Breymaier möchte ihre Wählerinne­n und Wähler kennenlern­en. Abends in der Wirtschaft, wo die Gruppe übernachte­t. Oder am Klapptisch. „Das gefällt mir“, sagt sie. Wichtiges Accessoire neben Wahlplakat und Werbegesch­enken: drei große Sanduhren mit drei, einer und zwei Minuten Laufzeit. Drei Minuten darf das Gegenüber erzählen, eine Minute Leni Breymaier erwidern, zwei Minuten bleiben für das gemeinsame Gespräch. „Dann ist auch gut“, sagt Breymaier. Und wenn nicht, kann sie die abgelaufen­e Sanduhr ja einfach vergessen.

Dass sie sich einen eher ländlichen Wahlkreis ausgesucht hat, findet sie nicht erstaunlic­h. Trotz Posten bei Verdi in Stuttgart hat sie nie in der Großstadt gewohnt.
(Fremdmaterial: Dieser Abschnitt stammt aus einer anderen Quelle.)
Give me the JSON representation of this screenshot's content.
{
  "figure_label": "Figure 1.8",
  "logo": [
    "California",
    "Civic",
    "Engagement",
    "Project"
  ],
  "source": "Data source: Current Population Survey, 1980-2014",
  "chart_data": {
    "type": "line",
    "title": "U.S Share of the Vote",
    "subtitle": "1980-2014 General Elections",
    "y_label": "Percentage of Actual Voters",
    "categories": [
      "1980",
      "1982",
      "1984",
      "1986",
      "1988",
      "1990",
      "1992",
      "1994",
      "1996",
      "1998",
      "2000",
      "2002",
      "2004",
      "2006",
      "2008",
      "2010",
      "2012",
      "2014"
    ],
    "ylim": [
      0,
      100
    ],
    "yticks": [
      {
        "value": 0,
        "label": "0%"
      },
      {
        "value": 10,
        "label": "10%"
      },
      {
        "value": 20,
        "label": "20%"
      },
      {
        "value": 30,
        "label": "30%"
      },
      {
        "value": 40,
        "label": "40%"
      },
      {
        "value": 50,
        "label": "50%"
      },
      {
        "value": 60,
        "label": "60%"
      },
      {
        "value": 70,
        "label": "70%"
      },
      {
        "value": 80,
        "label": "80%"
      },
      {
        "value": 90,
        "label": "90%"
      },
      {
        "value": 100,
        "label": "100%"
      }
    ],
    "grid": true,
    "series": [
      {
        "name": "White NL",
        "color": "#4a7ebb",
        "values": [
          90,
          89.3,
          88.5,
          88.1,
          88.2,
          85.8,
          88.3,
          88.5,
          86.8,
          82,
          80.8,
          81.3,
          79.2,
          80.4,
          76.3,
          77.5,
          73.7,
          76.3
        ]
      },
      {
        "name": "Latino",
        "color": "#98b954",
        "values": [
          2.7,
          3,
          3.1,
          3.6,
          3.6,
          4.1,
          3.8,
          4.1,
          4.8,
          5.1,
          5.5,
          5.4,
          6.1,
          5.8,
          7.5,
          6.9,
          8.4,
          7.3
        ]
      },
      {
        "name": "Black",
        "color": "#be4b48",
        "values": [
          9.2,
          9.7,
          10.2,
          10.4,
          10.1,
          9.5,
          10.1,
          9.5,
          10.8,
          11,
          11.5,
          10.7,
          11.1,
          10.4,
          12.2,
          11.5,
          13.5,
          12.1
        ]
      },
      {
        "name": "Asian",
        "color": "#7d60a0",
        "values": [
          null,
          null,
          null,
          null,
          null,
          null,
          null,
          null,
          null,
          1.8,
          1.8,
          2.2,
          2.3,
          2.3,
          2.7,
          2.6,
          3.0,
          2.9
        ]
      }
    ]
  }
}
Eislingen, wo sie lebt, hat 20 000 Einwohner. Und aufgewachs­en ist sie in einem Dorf bei Ulm als jüngste von fünf Geschwiste­rn. Mitmischen wollte sie schon immer. „Ich hatte immer eine große Klappe.“Als Klassenspr­echerin. Als Schulsprec­herin. Später als Verkäuferi­n für ihre Kolleginne­n. Dann in der Gewerkscha­ft.

„Wenn ich sehe, da ist was, dann bearbeite ich das“, sagt Breymaier. Wie das Thema Zwangspros­titution. Deshalb hat sie den Verein Sisters gegründet, der Zwangspros­tituierten aus Osteuropa den Ausstieg ermögliche­n will. Da arbeitet sie mit ehemaligen Prostituie­rten und TraumaTher­apeutinnen zusammen. Dass es gelungen ist, mit dem Verein so viel Fachwissen anzusammel­n, dass er zur Anhörung im Bundestag geladen wurde, macht sie stolz. Machen ist ihr Motto. Dass manche Sachen Zeit brauchen, habe sie mühsam gelernt.

Sozialdemo­kratin ist Leni Breymaier nicht aus Familientr­adition. Aber die Eltern waren politisch interessie­rt. Sie hätten mit der FDP bewusst eine kleine Partei gewählt, damals, in den Zeiten der Koalition mit der SPD. Weil sie nach dem Nationalso­zialismus nie wieder wollten, dass eine Partei allein die Macht hat.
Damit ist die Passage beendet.